Technical Guidance: Using Random Values as SQLCipher Keys

2019-06-07 09:00:00 -0400

This has been cross-posted from our discussion forum.

There are two options that applications commonly use to manage key material when using SQLCipher:

  1. Password or Passphrase - An example of ths type of integration is an application that requires the user to enter password or PIN number with a device keyboard, and the input is provided to SQLCipher for use as a key. SQLCipher includes special functionality to derive an encryption key from user provided input.
  2. Raw or “Random” Key Material - In some advanced situations an application might generate random key material for a database (i.e. random bytes) which is separately secured by an enclave, key store, hardware security module, or otherwise encrypted. The application provides this random data to SQLCipher for use as a key.

In the interest of interoperability it is strongly recommended that any key material passed to SQLCipher consist solely of valid UTF-8 encoded strings that do not include zero byte values internally. This recommendation applies universally to all keys, whether random or not, and no matter how they are supplied (e.g. sqlite3_key, PRAGMA key, or any wrapping API).

With Option 1, it is a given that the key material will be a string value because it is entered by the user.
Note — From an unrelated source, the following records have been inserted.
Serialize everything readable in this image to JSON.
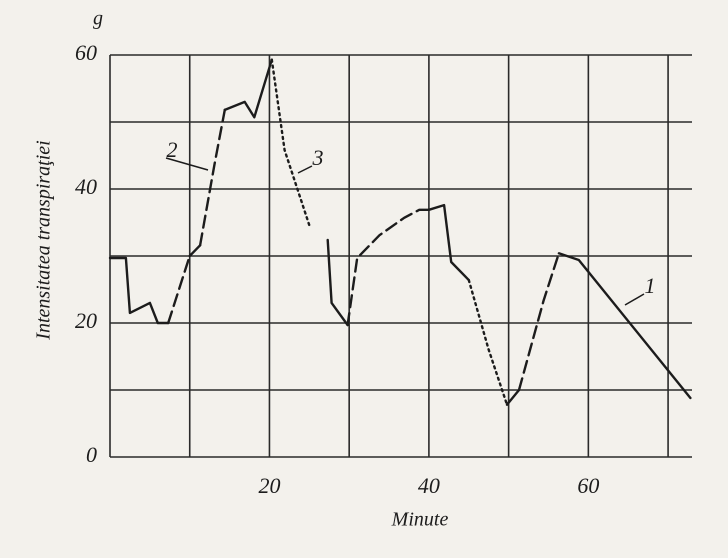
{
  "chart_data": {
    "type": "line",
    "y_unit": "g",
    "y_label": "Intensitatea transpiraţiei",
    "x_label": "Minute",
    "xlim": [
      0,
      73
    ],
    "ylim": [
      0,
      60
    ],
    "xticks": [
      20,
      40,
      60
    ],
    "yticks": [
      0,
      20,
      40,
      60
    ],
    "xgrid": [
      0,
      10,
      20,
      30,
      40,
      50,
      60,
      70
    ],
    "ygrid": [
      0,
      10,
      20,
      30,
      40,
      50,
      60
    ],
    "series": [
      {
        "name": "1",
        "color": "#1c1c1c",
        "dash": "solid",
        "x": [
          0,
          2,
          2.5,
          5,
          6,
          7.3,
          null,
          10,
          11.3,
          null,
          14.4,
          16.9,
          18.1,
          20.3,
          null,
          27.3,
          27.8,
          29.8,
          null,
          40,
          41.9,
          42.8,
          45,
          null,
          49.8,
          51.3,
          null,
          56.3,
          58.8,
          72.8
        ],
        "values": [
          29.7,
          29.7,
          21.5,
          23,
          20,
          20,
          null,
          30,
          31.6,
          null,
          51.8,
          53,
          50.7,
          59.3,
          null,
          32.4,
          23,
          19.7,
          null,
          36.9,
          37.6,
          29.1,
          26.4,
          null,
          7.8,
          10,
          null,
          30.4,
          29.4,
          8.8
        ]
      },
      {
        "name": "2",
        "color": "#1c1c1c",
        "dash": "dashed",
        "x": [
          7.3,
          10,
          null,
          11.3,
          13.1,
          14.4,
          null,
          29.8,
          31,
          33.8,
          36.9,
          38.8,
          40,
          null,
          51.3,
          54.4,
          56.3
        ],
        "values": [
          20,
          30,
          null,
          31.6,
          43.6,
          51.8,
          null,
          19.7,
          29.7,
          33.1,
          35.7,
          36.9,
          36.9,
          null,
          10,
          23.4,
          30.4
        ]
      },
      {
        "name": "3",
        "color": "#1c1c1c",
        "dash": "dotted",
        "x": [
          20.3,
          21.9,
          25,
          null,
          45,
          47.5,
          49.8
        ],
        "values": [
          59.3,
          45.8,
          34.6,
          null,
          26.4,
          16,
          7.8
        ]
      }
    ]
  }
}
However, Option 2 requires additional consideraton on the part of the developer. While it may be technically possible to generate random bytes in code and coerce them to behave like strings in some languages, it must be avoided due to the potential for unpredictable behavior and compatibility problems, for instance:

  1. diffuculty opening a database using certain tools with such a key (e.g. one can’t provide raw binary values via SQL statements (e.g. PRAGMA or ATTACH), the SQLCipher command line shell, database GUI application, or using certain programming languages)
  2. corruption of key material due to encoding or decoding operations that encounter invalid code pages
  3. truncation of key material passed through languages or APIs rely on a NULL terminators when zero-bytes are present in the random key material

For these reasons, SQLCipher has standardized on Raw Key syntax since it’s initial release. It is the supported method for using binary data directly as key material. A Raw Key is simply a fixed length byte array with a standardized BLOB literal representation and hexadecimal encoding that is interpreted by SQLCipher and used directly as an encryption key. Using this feature an application can safely generate random key material and instruct SQLCipher to use the exact 32-byte (256 bits) sequence as a key, for examle:

PRAGMA key = "x'2DD29CA851E7B56E4697B0E1F08507293D761A05CE4D1B628663F411A8086D99'";

Using this approach it is the calling application’s responsibility to ensure that the data provided is a 64-character hex string in BLOB format (i.e. x'hexvalue'). As an added benefit, SQLCipher will bypass the KDF when a Raw Key is provided which can result in a substantial performance enhancement when opening databases.

If it is not possible for an application to use the Raw Key syntax for some reason, it is still the application’s responsibility to guarantee that the passphrase or key material consists of a valid UTF-8 string. This can be accomplished either by converting a random byte to a UTF-8-safe string using an intermediate encoding like Base64, or by constructing the random key from a set of valid UTF-8 code pages.

Finally, for applications that may already be using potentially invalid keys for some subset of users, we recommend converting key material going forward using the “rekey” feature to re-encrypt the database with a new key that is of a valid format, i.e. either a Raw key or a valid UTF-8 string.